The Angora fire could initiate a really strong deliberation about this concept. Rex Norman and George Gruell spoke widely about mistakes that were made in forest management by both authorities and residents of Lake Tahoe. Now we are debating ways to fix the loss. OurTahoe.com, meetings, and public education seem to be some edifying tools to do it. The actual “physical fixing” will hopefully take place after the new Regional Plan is announced, and with undertakings of the Forest Services.

Another fascinating and very up to date aspect of this book would be the separation of the three areas of wilderness: no action wilderness, preaglicultural wilderness, and conservation area. Lake Tahoe falls into the third category. “Because we have so altered the landscape and have allowed inadvertently only small patches of former habitats to remain, most of these areas require active intervention on our part if they are to persist” (Botkin, 195). Tahoe has been affected by humans’ intervention a lot; therefore the unsettled ecosystem is falling apart.
Fire issues (Angora), pollution, water clarity issues (according to TRPA report today clarity is only on 70-feet level vs. 100+ in 1960s), and erosion, are disturbances to the ecosystem that we are responsible for in result of not following simple rules of nature. Even though Botkin contradicts the need of the divine order, where nature is perfectly balanced and harmonious (pg. 25, 75), by saying “The assumption and the conclusion that there is and must be a divine order in nature leave a major question unanswered: If there must be such an order, how do we explain its absence?” (Pg 84), he admits that lack of balance emerges not only from what we did, but also from what we haven’t done.

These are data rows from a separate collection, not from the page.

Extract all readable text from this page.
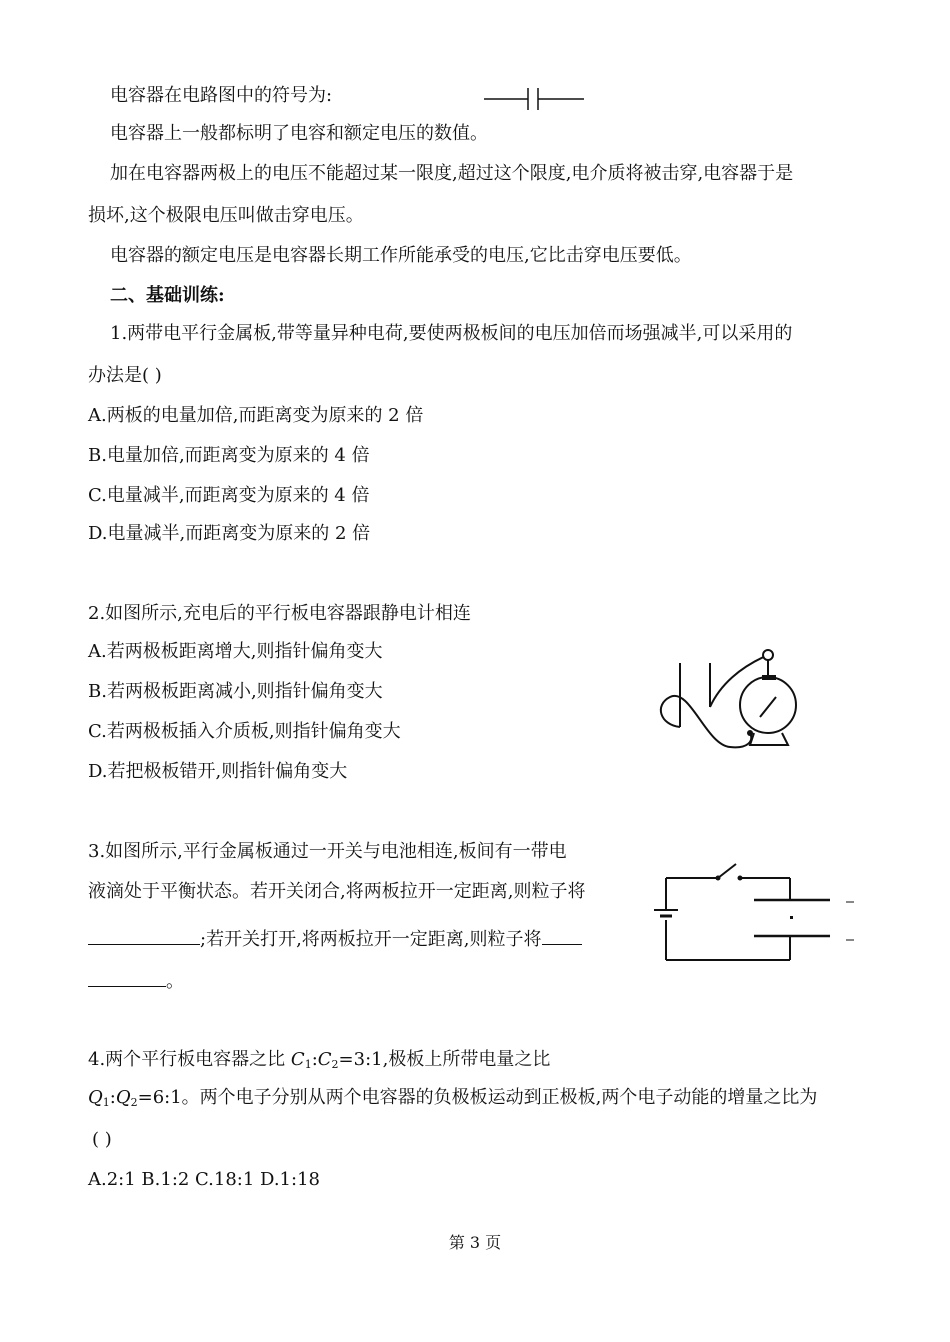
电容器在电路图中的符号为:
电容器上一般都标明了电容和额定电压的数值。
加在电容器两极上的电压不能超过某一限度,超过这个限度,电介质将被击穿,电容器于是
损坏,这个极限电压叫做击穿电压。
电容器的额定电压是电容器长期工作所能承受的电压,它比击穿电压要低。
二、基础训练:
1.两带电平行金属板,带等量异种电荷,要使两极板间的电压加倍而场强减半,可以采用的
办法是( )
A.两板的电量加倍,而距离变为原来的 2 倍
B.电量加倍,而距离变为原来的 4 倍
C.电量减半,而距离变为原来的 4 倍
D.电量减半,而距离变为原来的 2 倍
2.如图所示,充电后的平行板电容器跟静电计相连
A.若两极板距离增大,则指针偏角变大
B.若两极板距离减小,则指针偏角变大
C.若两极板插入介质板,则指针偏角变大
D.若把极板错开,则指针偏角变大
3.如图所示,平行金属板通过一开关与电池相连,板间有一带电
液滴处于平衡状态。若开关闭合,将两板拉开一定距离,则粒子将
;若开关打开,将两板拉开一定距离,则粒子将
。
4.两个平行板电容器之比 $C_1:C_2=3:1$,极板上所带电量之比
$Q_1:Q_2=6:1$。两个电子分别从两个电容器的负极板运动到正极板,两个电子动能的增量之比为
( )
A.2:1 B.1:2 C.18:1 D.1:18
第 3 页
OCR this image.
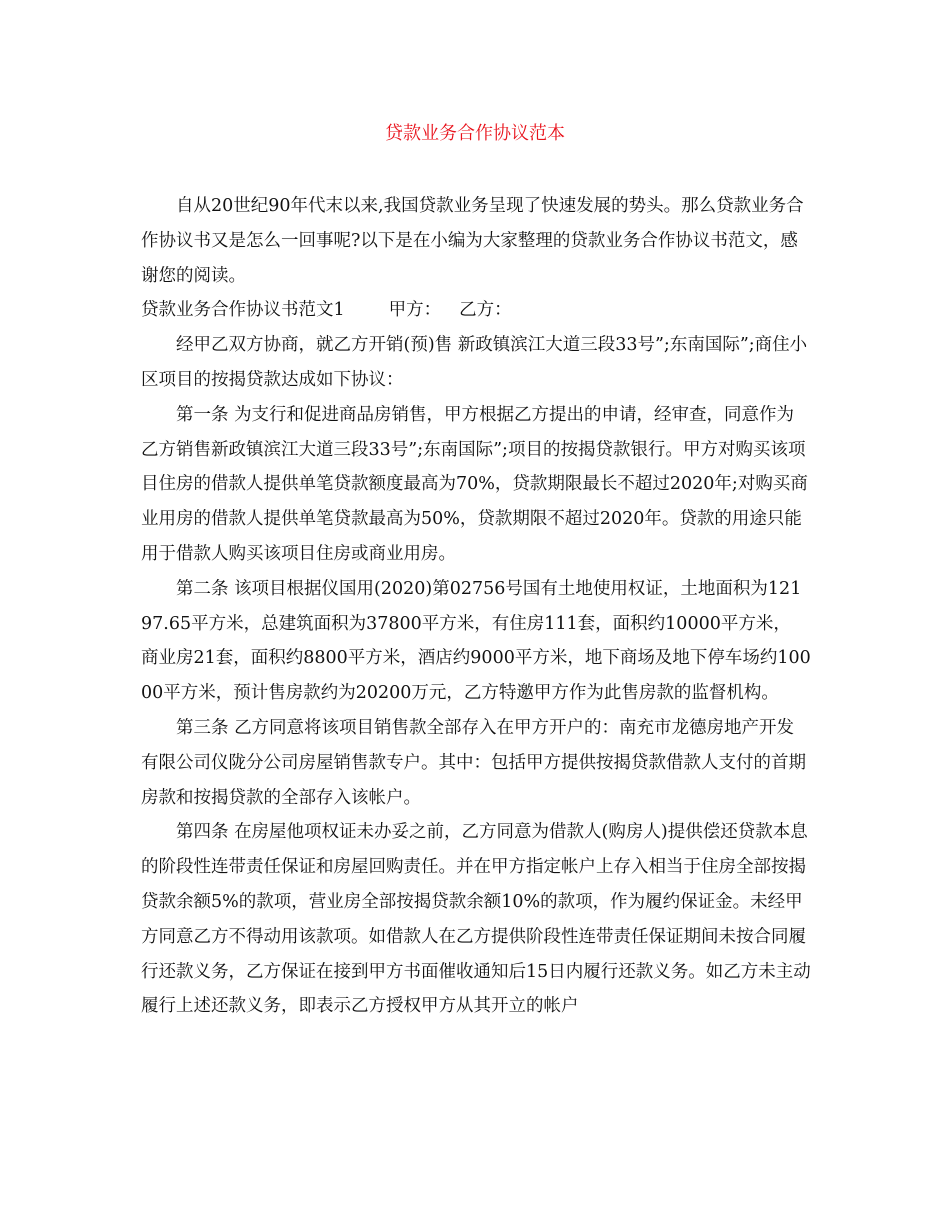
贷款业务合作协议范本

自从20世纪90年代末以来,我国贷款业务呈现了快速发展的势头。那么贷款业务合作协议书又是怎么一回事呢?以下是在小编为大家整理的贷款业务合作协议书范文，感谢您的阅读。

贷款业务合作协议书范文1	甲方： 乙方：

经甲乙双方协商，就乙方开销(预)售 新政镇滨江大道三段33号”;东南国际”;商住小区项目的按揭贷款达成如下协议：

第一条 为支行和促进商品房销售，甲方根据乙方提出的申请，经审查，同意作为乙方销售新政镇滨江大道三段33号”;东南国际”;项目的按揭贷款银行。甲方对购买该项目住房的借款人提供单笔贷款额度最高为70%，贷款期限最长不超过2020年;对购买商业用房的借款人提供单笔贷款最高为50%，贷款期限不超过2020年。贷款的用途只能用于借款人购买该项目住房或商业用房。

第二条 该项目根据仪国用(2020)第02756号国有土地使用权证，土地面积为12197.65平方米，总建筑面积为37800平方米，有住房111套，面积约10000平方米， 商业房21套，面积约8800平方米，酒店约9000平方米，地下商场及地下停车场约10000平方米，预计售房款约为20200万元，乙方特邀甲方作为此售房款的监督机构。

第三条 乙方同意将该项目销售款全部存入在甲方开户的：南充市龙德房地产开发有限公司仪陇分公司房屋销售款专户。其中：包括甲方提供按揭贷款借款人支付的首期房款和按揭贷款的全部存入该帐户。

第四条 在房屋他项权证未办妥之前，乙方同意为借款人(购房人)提供偿还贷款本息的阶段性连带责任保证和房屋回购责任。并在甲方指定帐户上存入相当于住房全部按揭贷款余额5%的款项，营业房全部按揭贷款余额10%的款项，作为履约保证金。未经甲方同意乙方不得动用该款项。如借款人在乙方提供阶段性连带责任保证期间未按合同履行还款义务，乙方保证在接到甲方书面催收通知后15日内履行还款义务。如乙方未主动履行上述还款义务，即表示乙方授权甲方从其开立的帐户
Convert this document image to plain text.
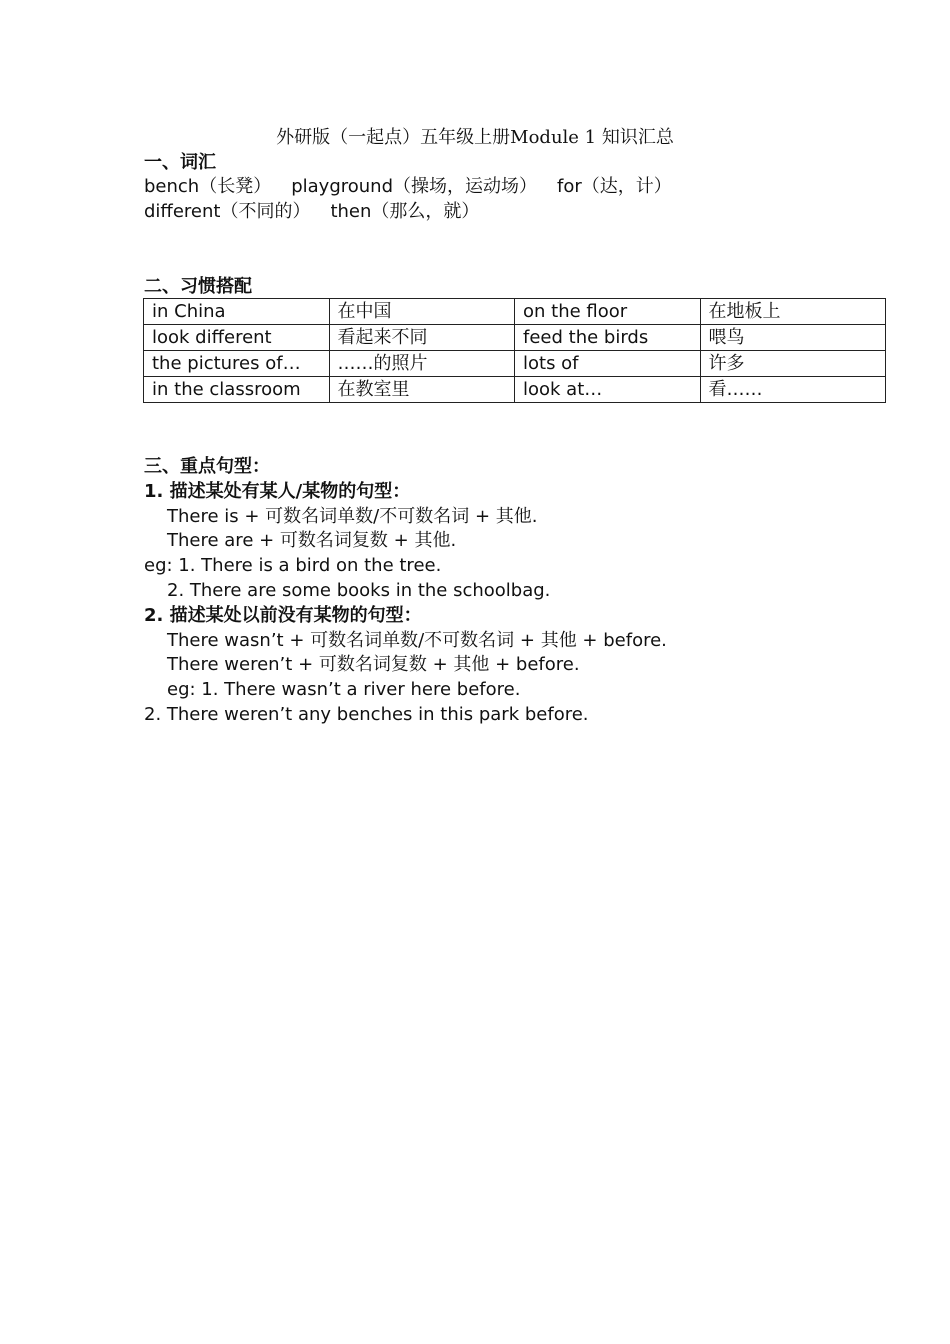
外研版（一起点）五年级上册Module 1 知识汇总
一、词汇
bench（长凳） playground（操场，运动场） for（达，计）
different（不同的） then（那么，就）
二、习惯搭配
in China	在中国	on the floor	在地板上
look different	看起来不同	feed the birds	喂鸟
the pictures of…	……的照片	lots of	许多
in the classroom	在教室里	look at…	看……
三、重点句型：
1. 描述某处有某人/某物的句型：
There is + 可数名词单数/不可数名词 + 其他.
There are + 可数名词复数 + 其他.
eg: 1. There is a bird on the tree.
2. There are some books in the schoolbag.
2. 描述某处以前没有某物的句型：
There wasn’t + 可数名词单数/不可数名词 + 其他 + before.
There weren’t + 可数名词复数 + 其他 + before.
eg: 1. There wasn’t a river here before.
2. There weren’t any benches in this park before.
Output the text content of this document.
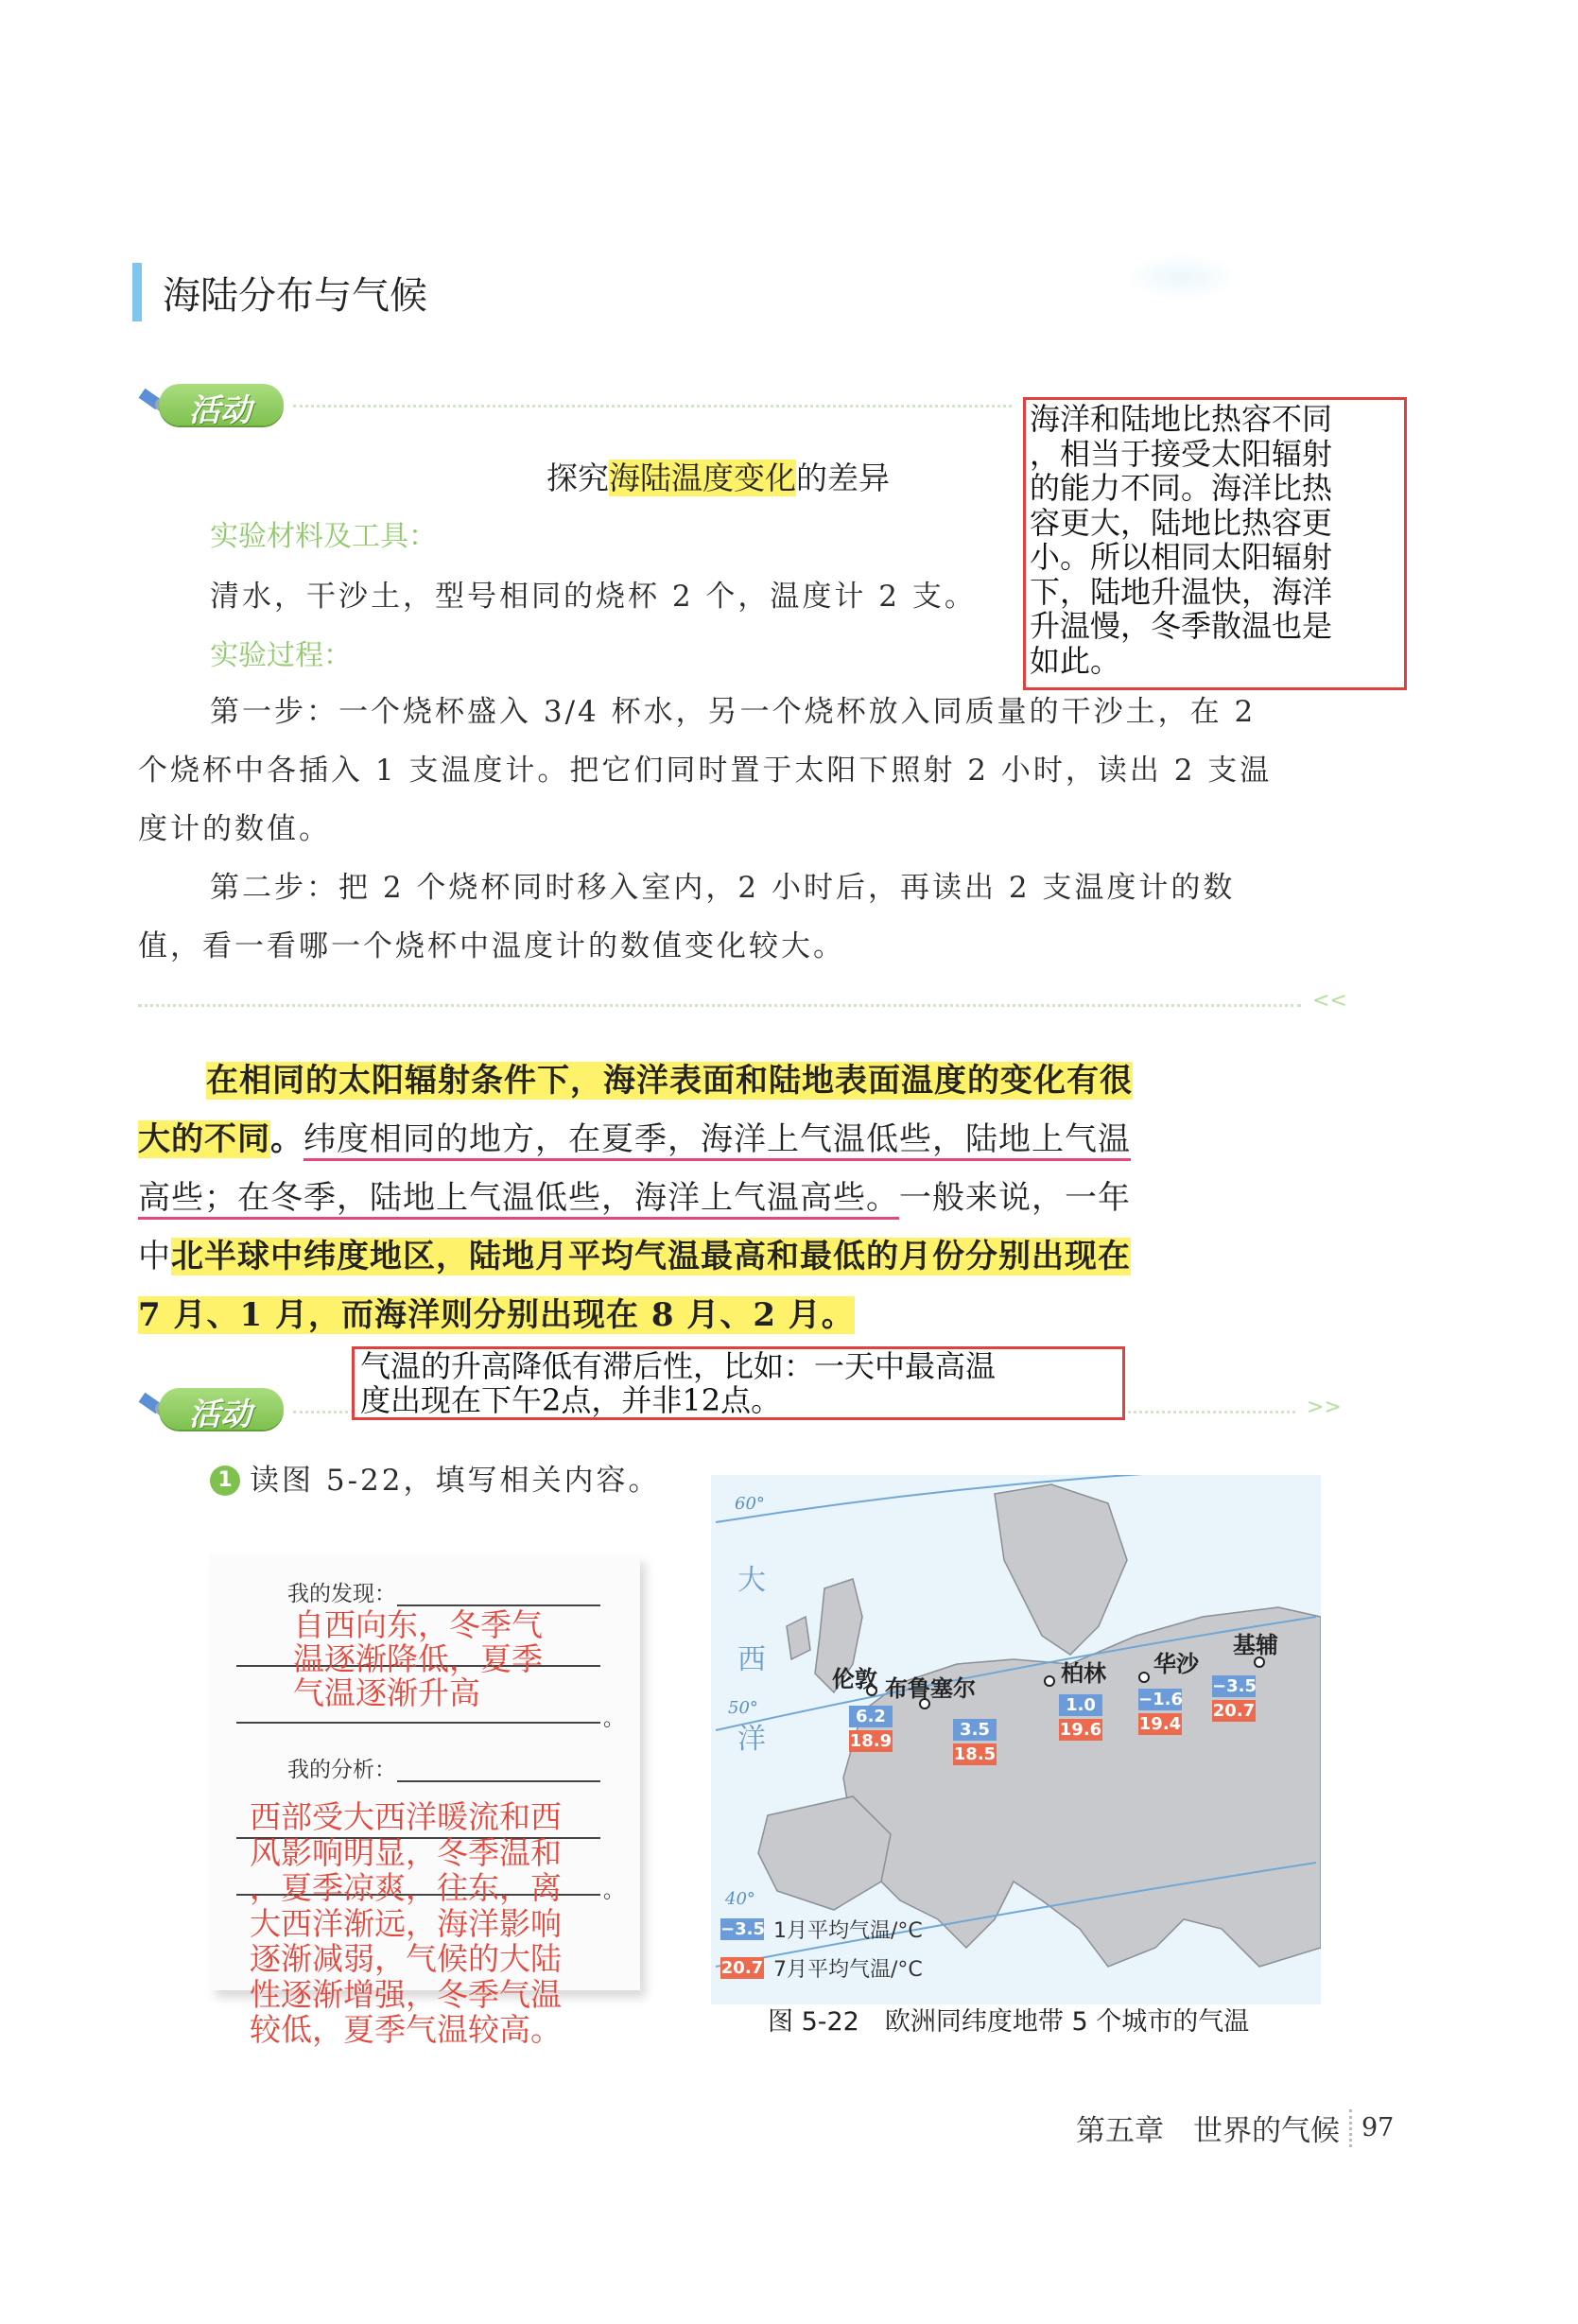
海陆分布与气候
活动
探究海陆温度变化的差异
实验材料及工具：
清水，干沙土，型号相同的烧杯 2 个，温度计 2 支。
实验过程：
第一步：一个烧杯盛入 3/4 杯水，另一个烧杯放入同质量的干沙土，在 2
个烧杯中各插入 1 支温度计。把它们同时置于太阳下照射 2 小时，读出 2 支温
度计的数值。
第二步：把 2 个烧杯同时移入室内，2 小时后，再读出 2 支温度计的数
值，看一看哪一个烧杯中温度计的数值变化较大。
<<
海洋和陆地比热容不同
，相当于接受太阳辐射
的能力不同。海洋比热
容更大，陆地比热容更
小。所以相同太阳辐射
下，陆地升温快，海洋
升温慢，冬季散温也是
如此。
在相同的太阳辐射条件下，海洋表面和陆地表面温度的变化有很
大的不同。纬度相同的地方，在夏季，海洋上气温低些，陆地上气温
高些；在冬季，陆地上气温低些，海洋上气温高些。一般来说，一年
中北半球中纬度地区，陆地月平均气温最高和最低的月份分别出现在
7 月、1 月，而海洋则分别出现在 8 月、2 月。
活动	>>
气温的升高降低有滞后性，比如：一天中最高温
度出现在下午2点，并非12点。
1 读图 5-22，填写相关内容。
我的发现：
。
自西向东，冬季气
温逐渐降低，夏季
气温逐渐升高
我的分析：
。
西部受大西洋暖流和西
风影响明显，冬季温和
，夏季凉爽，往东，离
大西洋渐远，海洋影响
逐渐减弱，气候的大陆
性逐渐增强，冬季气温
较低，夏季气温较高。
60°
50°
40°
大
西
洋
伦敦
6.2
18.9
布鲁塞尔
3.5
18.5
柏林
1.0
19.6
华沙
−1.6
19.4
基辅
−3.5
20.7
−3.5 1月平均气温/°C
20.7 7月平均气温/°C
图 5-22　欧洲同纬度地带 5 个城市的气温
第五章　世界的气候 97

Referring to Tahoe reality, we can relate this theory to the woodland overgrowth (we HAVEN’T thinned the trees) or lack of defensible space, or the pollution or water contamination (effect of careless actions we DID). Thus – we are constantly making up for past mistakes, and the effort we are challenged with today, would be obtaining information, knowledge, and necessary tools to manage nature wisely. (Botkin, 194).

Nature changes everyday, we all know the theory of evolution. Likewise Raup, Botkin is aware of the importance of conscious changes. He wrote: “Local changes are necessary for life for two reasons: the chemical clock sometimes runs down and chemicals become unavailable; and species evolve with change, and many are specifically adopted to it.” (Botkin, 66). “Discordant harmonies” seem to be a discourse about success and failure in people’s engagement into solving environmental problems, under the strong pressure of scientists, politicians and environmentalists, a battle that we have observed in Tahoe for many years now.